18🍀

25 4 0
                                    





🌲

Belki de hiçbir şey düşündüğümüz gibi değildir...
Hissettiğimiz hiçbir duygu, andığımız hiçbir anı ve daha bir çoğu...
Belki de hiçbiri aslında olduğunu düşündüğümüz gibi değildir...
Kalbimiz yanlış hissetmiş, zihnimiz yanlış düşünmüş, beynimiz anıları eksik kaydetmiştir...
Belki de gerçek sandığımız şey, gerçek olduğunu düşündüğümüz hisler, rüyanın ta kendisidir...
Hepsi uyandığımızda yok olan, yüzümüze yerleşen gülücüğü silen, kalbimizi durduran, simsiyah bir kabustur belki de her şey...
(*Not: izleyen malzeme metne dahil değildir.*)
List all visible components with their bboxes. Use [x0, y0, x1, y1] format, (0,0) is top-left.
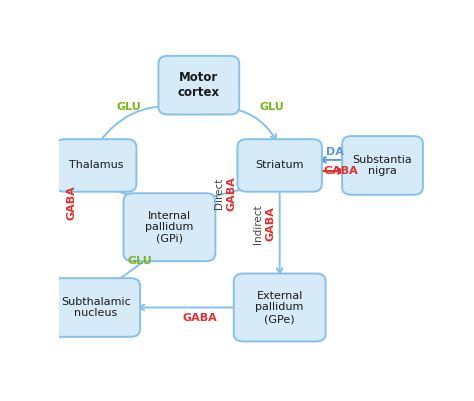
Text: Striatum: Striatum: [255, 160, 304, 170]
Text: Internal
pallidum
(GPi): Internal pallidum (GPi): [145, 211, 194, 244]
Text: Thalamus: Thalamus: [69, 160, 123, 170]
FancyBboxPatch shape: [158, 56, 239, 115]
Text: GLU: GLU: [259, 102, 284, 112]
Text: Indirect: Indirect: [253, 204, 263, 244]
Text: GABA: GABA: [227, 176, 237, 211]
Text: Direct: Direct: [214, 178, 224, 209]
FancyBboxPatch shape: [124, 193, 215, 261]
Text: External
pallidum
(GPe): External pallidum (GPe): [255, 291, 304, 324]
Text: Motor
cortex: Motor cortex: [178, 71, 220, 99]
Text: GLU: GLU: [127, 256, 152, 266]
FancyBboxPatch shape: [237, 139, 322, 192]
FancyBboxPatch shape: [342, 136, 423, 195]
Text: GABA: GABA: [182, 313, 217, 323]
Text: Subthalamic
nucleus: Subthalamic nucleus: [61, 297, 131, 318]
Text: GLU: GLU: [116, 102, 141, 112]
FancyBboxPatch shape: [52, 278, 140, 337]
Text: DA: DA: [326, 147, 344, 157]
FancyBboxPatch shape: [55, 139, 137, 192]
Text: Substantia
nigra: Substantia nigra: [353, 155, 412, 176]
Text: GABA: GABA: [66, 185, 77, 220]
FancyBboxPatch shape: [234, 273, 326, 342]
Text: GABA: GABA: [265, 207, 275, 241]
Text: GABA: GABA: [323, 166, 358, 176]
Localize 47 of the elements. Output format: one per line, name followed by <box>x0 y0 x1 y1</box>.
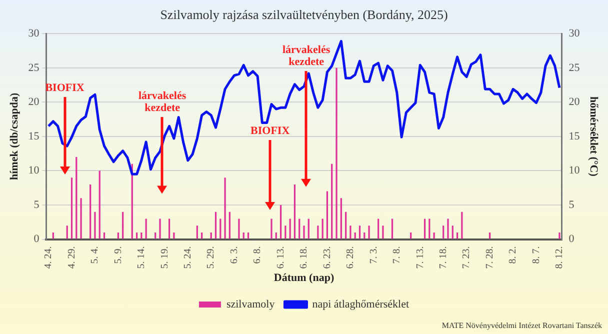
x-tick-label: 7. 18. <box>438 246 449 269</box>
x-tick-label: 6. 18. <box>298 246 310 269</box>
x-tick-label: 8. 7. <box>530 246 542 264</box>
x-axis-title: Dátum (nap) <box>274 272 334 284</box>
annotation: BIOFIX <box>250 124 291 137</box>
y2-tick-label: 25 <box>568 62 580 74</box>
x-tick-label: 6. 8. <box>252 246 264 264</box>
x-tick-label: 5. 19. <box>159 246 170 269</box>
x-tick-label: 6. 28. <box>345 246 356 269</box>
x-tick-label: 5. 4. <box>90 246 101 264</box>
x-tick-label: 6. 13. <box>275 246 286 269</box>
y-tick-label: 20 <box>28 96 40 108</box>
chart-title: Szilvamoly rajzása szilvaültetvényben (Bordány, 2025) <box>160 7 448 22</box>
y2-tick-label: 5 <box>568 198 575 211</box>
y-tick-label: 15 <box>28 130 40 142</box>
y2-tick-label: 0 <box>568 233 575 246</box>
x-tick-label: 4. 29. <box>66 246 78 269</box>
legend-label: szilvamoly <box>226 298 276 310</box>
x-tick-label: 7. 13. <box>414 246 426 269</box>
y-tick-label: 5 <box>34 198 40 211</box>
y2-tick-label: 30 <box>568 27 580 40</box>
x-tick-label: 8. 2. <box>508 246 519 264</box>
annotation: lárvakelés kezdete <box>281 44 332 68</box>
y2-tick-label: 15 <box>568 130 580 142</box>
y2-tick-label: 10 <box>568 164 580 177</box>
y-axis-title: hímek (db/csapda) <box>8 92 20 180</box>
x-tick-label: 7. 8. <box>392 246 403 264</box>
legend-label: napi átlaghőmérséklet <box>312 298 410 310</box>
x-tick-label: 6. 3. <box>228 246 240 264</box>
x-tick-label: 7. 3. <box>368 246 380 264</box>
y2-tick-label: 20 <box>568 96 580 108</box>
y2-axis-title: hőmérséklet (°C) <box>588 96 600 177</box>
y-tick-label: 10 <box>28 164 40 177</box>
y-tick-label: 30 <box>28 27 40 40</box>
text: MATE Növényvédelmi Intézet Rovartani Tanszék <box>440 321 602 331</box>
annotation: lárvakelés kezdete <box>137 90 188 114</box>
x-tick-label: 8. 12. <box>554 246 566 269</box>
x-tick-label: 4. 24. <box>43 246 54 269</box>
x-tick-label: 7. 23. <box>461 246 472 269</box>
x-tick-label: 5. 24. <box>182 246 194 269</box>
x-tick-label: 7. 28. <box>484 246 496 269</box>
x-tick-label: 5. 14. <box>136 246 148 269</box>
x-tick-label: 6. 23. <box>322 246 333 269</box>
x-tick-label: 5. 9. <box>112 246 124 264</box>
x-tick-label: 5. 29. <box>206 246 217 269</box>
y-tick-label: 0 <box>34 233 40 246</box>
y-tick-label: 25 <box>28 62 40 74</box>
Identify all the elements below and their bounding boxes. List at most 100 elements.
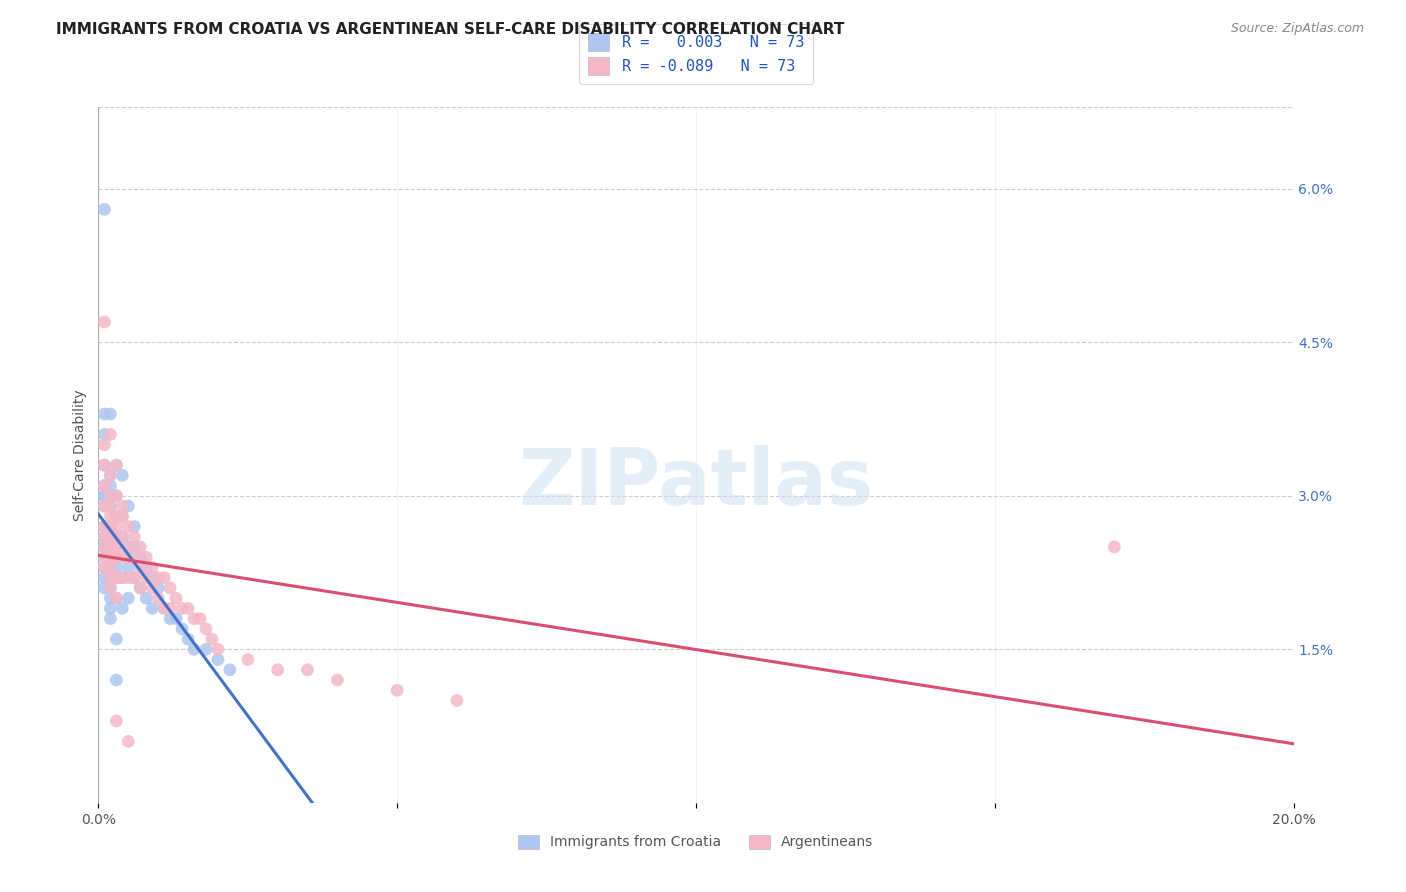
Point	[385, 683, 409, 698]
Point	[105, 458, 128, 472]
Point	[117, 734, 139, 748]
Point	[117, 560, 139, 574]
Point	[183, 612, 205, 626]
Point	[111, 509, 134, 524]
Point	[93, 540, 115, 554]
Point	[105, 458, 128, 472]
Point	[165, 591, 187, 606]
Point	[207, 642, 229, 657]
Point	[98, 560, 122, 574]
Point	[93, 478, 115, 492]
Point	[177, 601, 200, 615]
Point	[111, 509, 134, 524]
Point	[93, 315, 115, 329]
Point	[159, 581, 181, 595]
Point	[105, 540, 128, 554]
Point	[105, 714, 128, 728]
Point	[105, 591, 128, 606]
Point	[98, 509, 122, 524]
Point	[141, 581, 163, 595]
Point	[124, 530, 146, 544]
Legend: Immigrants from Croatia, Argentineans: Immigrants from Croatia, Argentineans	[513, 829, 879, 855]
Point	[93, 499, 115, 513]
Point	[93, 581, 115, 595]
Point	[148, 581, 170, 595]
Point	[93, 489, 115, 503]
Point	[111, 530, 134, 544]
Point	[98, 499, 122, 513]
Point	[105, 550, 128, 565]
Point	[98, 489, 122, 503]
Point	[98, 519, 122, 533]
Text: IMMIGRANTS FROM CROATIA VS ARGENTINEAN SELF-CARE DISABILITY CORRELATION CHART: IMMIGRANTS FROM CROATIA VS ARGENTINEAN S…	[56, 22, 845, 37]
Point	[129, 560, 152, 574]
Point	[93, 438, 115, 452]
Point	[105, 530, 128, 544]
Point	[105, 509, 128, 524]
Point	[172, 622, 194, 636]
Point	[446, 693, 468, 707]
Point	[93, 427, 115, 442]
Point	[135, 550, 157, 565]
Point	[141, 601, 163, 615]
Point	[172, 601, 194, 615]
Point	[159, 601, 181, 615]
Point	[326, 673, 349, 687]
Point	[98, 519, 122, 533]
Point	[98, 560, 122, 574]
Point	[93, 560, 115, 574]
Point	[93, 550, 115, 565]
Point	[93, 550, 115, 565]
Point	[207, 652, 229, 666]
Text: ZIPatlas: ZIPatlas	[519, 445, 873, 521]
Point	[93, 560, 115, 574]
Point	[98, 612, 122, 626]
Point	[111, 468, 134, 483]
Point	[98, 540, 122, 554]
Point	[93, 458, 115, 472]
Point	[129, 550, 152, 565]
Point	[124, 571, 146, 585]
Point	[105, 540, 128, 554]
Point	[195, 642, 218, 657]
Point	[98, 550, 122, 565]
Point	[93, 540, 115, 554]
Point	[135, 560, 157, 574]
Point	[117, 550, 139, 565]
Point	[93, 571, 115, 585]
Point	[98, 591, 122, 606]
Point	[177, 632, 200, 646]
Point	[98, 468, 122, 483]
Point	[93, 499, 115, 513]
Point	[98, 478, 122, 492]
Point	[105, 550, 128, 565]
Point	[236, 652, 259, 666]
Point	[117, 591, 139, 606]
Point	[148, 591, 170, 606]
Point	[105, 673, 128, 687]
Point	[267, 663, 290, 677]
Point	[135, 591, 157, 606]
Point	[183, 642, 205, 657]
Point	[98, 601, 122, 615]
Point	[98, 540, 122, 554]
Point	[98, 427, 122, 442]
Point	[1104, 540, 1126, 554]
Point	[153, 571, 176, 585]
Point	[117, 519, 139, 533]
Point	[105, 509, 128, 524]
Point	[98, 489, 122, 503]
Point	[153, 601, 176, 615]
Point	[98, 407, 122, 421]
Point	[111, 499, 134, 513]
Point	[105, 530, 128, 544]
Point	[141, 560, 163, 574]
Point	[165, 612, 187, 626]
Point	[141, 571, 163, 585]
Point	[297, 663, 319, 677]
Point	[188, 612, 211, 626]
Point	[111, 530, 134, 544]
Point	[105, 571, 128, 585]
Point	[105, 571, 128, 585]
Point	[111, 550, 134, 565]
Holly hızlı adımlarla küçük gölden uzaklaşırken bir yandan da ağlıyor göz yaşlarına hakim olamıyordu. Niye böyle oluyordu ki? Megan ile resmî bir bağı yoktu. O gerçekte Holly'nin hiçbir şeyi, hiç kimsesiydi. Ona karşı böyle bağlı olması doğru bir şey miydi? Ona böyle kırılmak, onu böylesine çok sevmek, tüm bu şeylere hakkı var mıydı? Holly her şeyin farkındaydı yine de titreyen çenesine ve dökülen gözyaşlarına engel olamıyordu. Bu hali kendisini işe yaramaz, zavallı biri gibi hissetmesine neden oluyordu.
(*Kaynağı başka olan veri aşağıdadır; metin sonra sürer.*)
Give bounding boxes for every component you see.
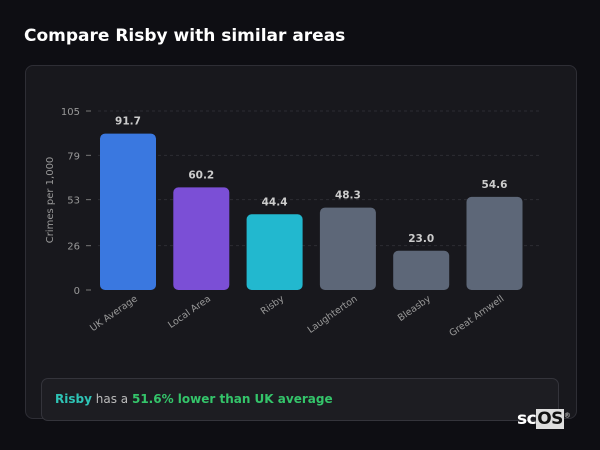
bar [466,196,523,290]
x-tick-label: UK Average [88,293,140,334]
data-label: 91.7 [115,116,141,128]
x-tick-label: Laughterton [306,293,360,335]
y-tick-label: 105 [61,107,80,118]
logo-os: OS [536,409,564,429]
data-label: 23.0 [408,233,434,245]
summary-highlight: 51.6% lower than UK average [131,392,333,406]
x-tick-label: Risby [259,293,287,317]
y-tick-label: 26 [67,242,80,253]
bar [173,187,230,290]
x-tick-label: Great Amwell [447,293,506,339]
y-tick-label: 79 [67,151,80,162]
place-name: Risby [55,392,92,406]
y-axis-label: Crimes per 1,000 [45,157,56,244]
data-label: 44.4 [262,196,288,208]
bar [319,207,376,290]
scos-logo: scOS® [517,409,571,429]
bar [246,214,303,290]
bar [100,133,156,290]
y-tick-label: 0 [74,286,80,297]
x-tick-label: Local Area [166,293,213,330]
comparison-summary: Risby has a 51.6% lower than UK average [41,378,559,421]
data-label: 54.6 [482,179,508,191]
y-tick-label: 53 [67,196,80,207]
data-label: 48.3 [335,190,361,202]
bar [393,250,450,290]
page-title: Compare Risby with similar areas [24,26,346,46]
logo-sc: sc [517,409,537,429]
x-tick-label: Bleasby [396,293,433,324]
summary-text: has a [95,392,129,406]
data-label: 60.2 [188,169,214,181]
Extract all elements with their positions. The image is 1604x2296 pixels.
Ormanda koşar adımlarla ilerlerken yağmur yağmaya başladı. İlk kez yağmur yağıyordu ormana gelişinden bu yana. Bu neyin habercisiydi ki? Yağmurun yüzüne değen damlaları Holly'nin gözyaşlarına karıştığında kendini led ışıklı kapının önünde buldu. Saçları ve tavşan kulaklı pijaması tamamen ıslanmıştı. Hava soğuk değildi ancak ıslak olmak Holly'i üşütmüştü.

Genç kız hüzünle titrerken, eli ile led ışığına dokundu. Bir an önce eve gitmek istiyordu.
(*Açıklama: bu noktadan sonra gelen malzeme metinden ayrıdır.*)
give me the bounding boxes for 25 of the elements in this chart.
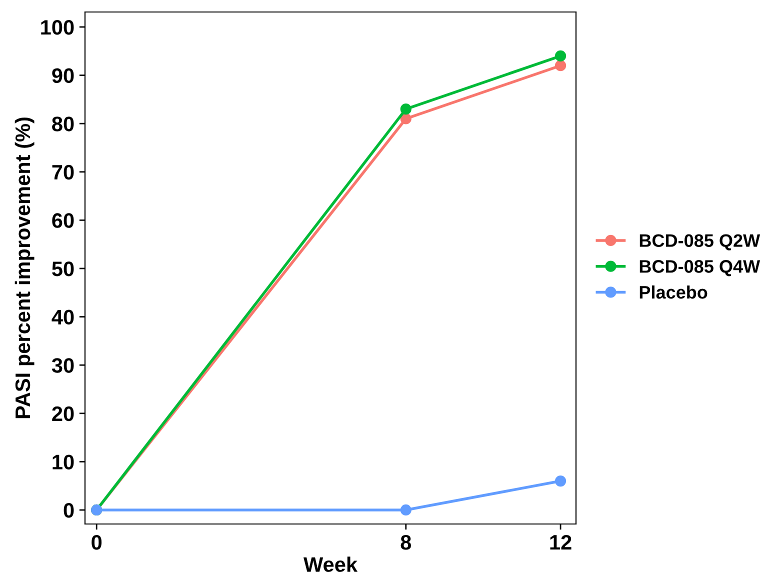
y-tick-label: 50 <box>52 261 74 276</box>
x-tick-label: 0 <box>92 534 102 550</box>
point <box>554 475 566 487</box>
y-tick-label: 60 <box>52 213 74 228</box>
y-tick-label: 90 <box>52 68 74 84</box>
point <box>400 104 412 115</box>
y-tick-label: 40 <box>52 310 74 325</box>
y-tick-label: 70 <box>52 164 74 180</box>
y-tick-label: 30 <box>52 358 74 373</box>
y-tick-label: 10 <box>52 454 74 470</box>
legend-label: BCD-085 Q4W <box>640 260 760 276</box>
point <box>554 60 566 72</box>
y-tick-label: 0 <box>64 502 74 518</box>
x-tick-label: 12 <box>550 534 572 550</box>
y-tick-label: 20 <box>52 406 74 422</box>
point <box>554 50 566 62</box>
y-tick-label: 100 <box>41 20 74 35</box>
y-axis-title: PASI percent improvement (%) <box>14 118 34 418</box>
point <box>400 504 412 516</box>
x-axis-title: Week <box>303 556 358 572</box>
legend-label: Placebo <box>640 285 708 299</box>
point <box>400 113 412 124</box>
y-tick-label: 80 <box>52 116 74 132</box>
x-tick-label: 8 <box>400 534 412 550</box>
legend-label: BCD-085 Q2W <box>640 234 760 250</box>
Kapı "Yeni ruh kaçıran Holly Lenner!" diye tanıtımını yapmıştı ancak bir türlü açılmıyordu.

Genç kız dejavu yaşadığını hissettiği bir anda Megan ortaya çıktı. Nefes nefese kalmıştı. Sanki koşmuş ya da korkmuş gibiydi. Onun da üstü başı ıslanmıştı. Saçlarından sular süzülürken, kıyafetleri tamamen ıslanmıştı. Taş toplarken ıslattığı paçaları da hâlâ kurumamıştı. Genç muhafızın yüzünde mahzun bir ifade vardı ancak yapmacık bir şekilde gülümseyerek her şey yolundaymış gibi davrandı ve titrek çıkan sesi ile "Oscar bana göle geleceğini söylemişti," dedi. Sonra da derin bir nefes alıp "Niye gelmedin?" diye sordu.

Holly, gözlerindeki yaşın yağmurla karıştığını bildiği için silmeye gerek görmedi ve yüz ifadesini ciddileştirerek "Evet! Bir şey mi diyeceksin?" diye sordu ıslak saçlarını eli ile arkasına iteklerken.

Megan şaşkınca gözlerini açmıştı.

"Bir şey mi oldu Holly?"

Holly gözlerini umursamaz bir şekilde çevirdiğinde bıkkın bir nefes vermişti. Bir an önce bu sorgulamanın bitmesini ve mümkünse tek kekime etmemesini diliyordu.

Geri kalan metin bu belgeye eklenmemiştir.